The pain in the residential markets is not new. But increased consolidation in the wake of GST, RERA, demonetisation and the liquidity crunch brought about by the NBFC crisis is now gathering momentum with COVID-19 outbreak. While number of active players will reduce, quality brands will survive and that will bode well for customer confidence. Despite COVID, value driven residential markets and products have continued to find buyers. While more momentum is being seen in the ready, unsold inventory and secondary market which offer great bargains, new projects from quality developers have also seen a healthy demand. The support from a 15-year low interest rate regime, RBI relaxing risk weights for higher LTVs in bank loan portfolios, stamp duty cuts in certain states and the attractive payment plans have managed to turn around the buyer sentiment. With RERA ensuring information asymmetries are reduced to a great extent, prices have remained quite stable and ensured that buyers have entered the market with lesser trepidation.

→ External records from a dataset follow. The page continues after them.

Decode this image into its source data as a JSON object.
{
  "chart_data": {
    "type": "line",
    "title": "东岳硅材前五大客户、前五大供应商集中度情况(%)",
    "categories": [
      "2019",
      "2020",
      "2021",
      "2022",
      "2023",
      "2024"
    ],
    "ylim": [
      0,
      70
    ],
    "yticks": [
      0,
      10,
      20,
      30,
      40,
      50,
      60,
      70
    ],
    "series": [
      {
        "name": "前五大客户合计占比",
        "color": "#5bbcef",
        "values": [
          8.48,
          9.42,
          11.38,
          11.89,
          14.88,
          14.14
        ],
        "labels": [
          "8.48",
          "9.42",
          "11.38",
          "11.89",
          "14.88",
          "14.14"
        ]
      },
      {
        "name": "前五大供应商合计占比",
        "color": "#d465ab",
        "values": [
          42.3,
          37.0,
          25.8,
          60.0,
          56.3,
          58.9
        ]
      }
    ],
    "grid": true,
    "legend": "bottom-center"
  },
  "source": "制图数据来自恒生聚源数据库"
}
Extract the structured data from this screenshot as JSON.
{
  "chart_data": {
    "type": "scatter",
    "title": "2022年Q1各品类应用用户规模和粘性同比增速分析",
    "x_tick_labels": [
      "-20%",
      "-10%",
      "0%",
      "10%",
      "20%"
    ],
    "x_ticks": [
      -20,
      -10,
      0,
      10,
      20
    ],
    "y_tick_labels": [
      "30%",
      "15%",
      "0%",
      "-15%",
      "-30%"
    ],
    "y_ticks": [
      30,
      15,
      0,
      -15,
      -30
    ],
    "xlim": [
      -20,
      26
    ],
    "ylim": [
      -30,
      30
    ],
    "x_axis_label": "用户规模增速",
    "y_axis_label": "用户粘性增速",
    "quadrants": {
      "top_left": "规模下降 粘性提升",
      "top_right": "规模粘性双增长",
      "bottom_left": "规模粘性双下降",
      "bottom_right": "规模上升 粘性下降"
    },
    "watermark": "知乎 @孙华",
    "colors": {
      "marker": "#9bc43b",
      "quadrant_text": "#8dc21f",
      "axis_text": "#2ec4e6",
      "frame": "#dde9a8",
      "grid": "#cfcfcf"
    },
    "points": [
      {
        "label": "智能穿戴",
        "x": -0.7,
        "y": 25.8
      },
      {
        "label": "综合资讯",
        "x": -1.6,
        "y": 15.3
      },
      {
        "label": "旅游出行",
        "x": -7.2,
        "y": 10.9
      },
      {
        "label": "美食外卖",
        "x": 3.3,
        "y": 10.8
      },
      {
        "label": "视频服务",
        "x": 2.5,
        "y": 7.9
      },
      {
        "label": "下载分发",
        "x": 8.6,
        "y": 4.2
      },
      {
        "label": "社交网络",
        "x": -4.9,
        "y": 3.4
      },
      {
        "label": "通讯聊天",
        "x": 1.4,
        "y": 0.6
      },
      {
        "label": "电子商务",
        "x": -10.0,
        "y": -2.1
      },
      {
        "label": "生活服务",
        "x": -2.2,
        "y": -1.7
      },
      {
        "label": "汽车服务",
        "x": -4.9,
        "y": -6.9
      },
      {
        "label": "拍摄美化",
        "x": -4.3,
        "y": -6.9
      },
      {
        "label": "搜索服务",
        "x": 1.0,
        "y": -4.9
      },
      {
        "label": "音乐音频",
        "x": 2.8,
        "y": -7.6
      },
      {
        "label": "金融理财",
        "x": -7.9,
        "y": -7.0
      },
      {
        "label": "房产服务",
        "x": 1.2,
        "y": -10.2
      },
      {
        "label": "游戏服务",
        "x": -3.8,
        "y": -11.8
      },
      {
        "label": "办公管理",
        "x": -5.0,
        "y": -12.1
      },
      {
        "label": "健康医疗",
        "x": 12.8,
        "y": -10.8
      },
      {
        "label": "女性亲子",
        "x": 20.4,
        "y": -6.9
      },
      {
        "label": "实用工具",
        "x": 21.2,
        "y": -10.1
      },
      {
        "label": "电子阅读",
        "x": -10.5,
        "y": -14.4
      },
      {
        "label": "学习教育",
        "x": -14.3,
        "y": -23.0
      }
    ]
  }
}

While more momentum is being seen in the ready, unsold inventory and secondary market which offer great bargains, new projects from quality developers have also seen a healthy demand



The change in consumer and buying habits revolving around the new commerce segment, has given a further push to the warehousing segment. In-city warehouses for last mile deliveries, multi-level warehouses driven by AI, robotics and quality facilities as demanded by occupiers of such spaces is pushing the Indian warehousing sector towards acknowledging and creating assets which follow global standards.
Data has always been considered as the ‘new oil’. An increased need for data storage as the use of smartphones, smart devices, online content consumption and technology as risen, has brought the data centres asset class into sharp focus as well. Concerns around data privacy, storage of citizens’ data on local servers and the draft bill driving local data storage has driven the data centre revolution in India. To put it into context, India’s installed colocation capacity of ~547 MW is slated to grow by a factor of 1.5X over the next four-five years.

Technology will continue to play a huge role in driving trends across all major real estate asset classes. Both consumers and creators of space will be the drivers of this change. From Contech (construction technology) to transaction lifecycle utilising VR/AR, immersive tech, 3D visualisation and GIS mapping to moving to predictive maintenance using IoT, AI and ML the speed of adoption will only increase as we move forward. As we move ahead and evolve further into living in an experience economy, the new challenge in the post COVID phase will be shifting from being just ‘smart’ about our buildings, to become ‘smart’ about how this can help measure, monitor and improve the human experience within the buildings. The next wave of proptech will also be focused on the experience of the occupier to drive human performance and wellness.

Increasing institutional money coming into the sector will also create an environment where technology will increasingly become the differentiator. We look forward to the next stage of evolution as the changes over the next decade get compressed in a world reshaped by the global pandemic.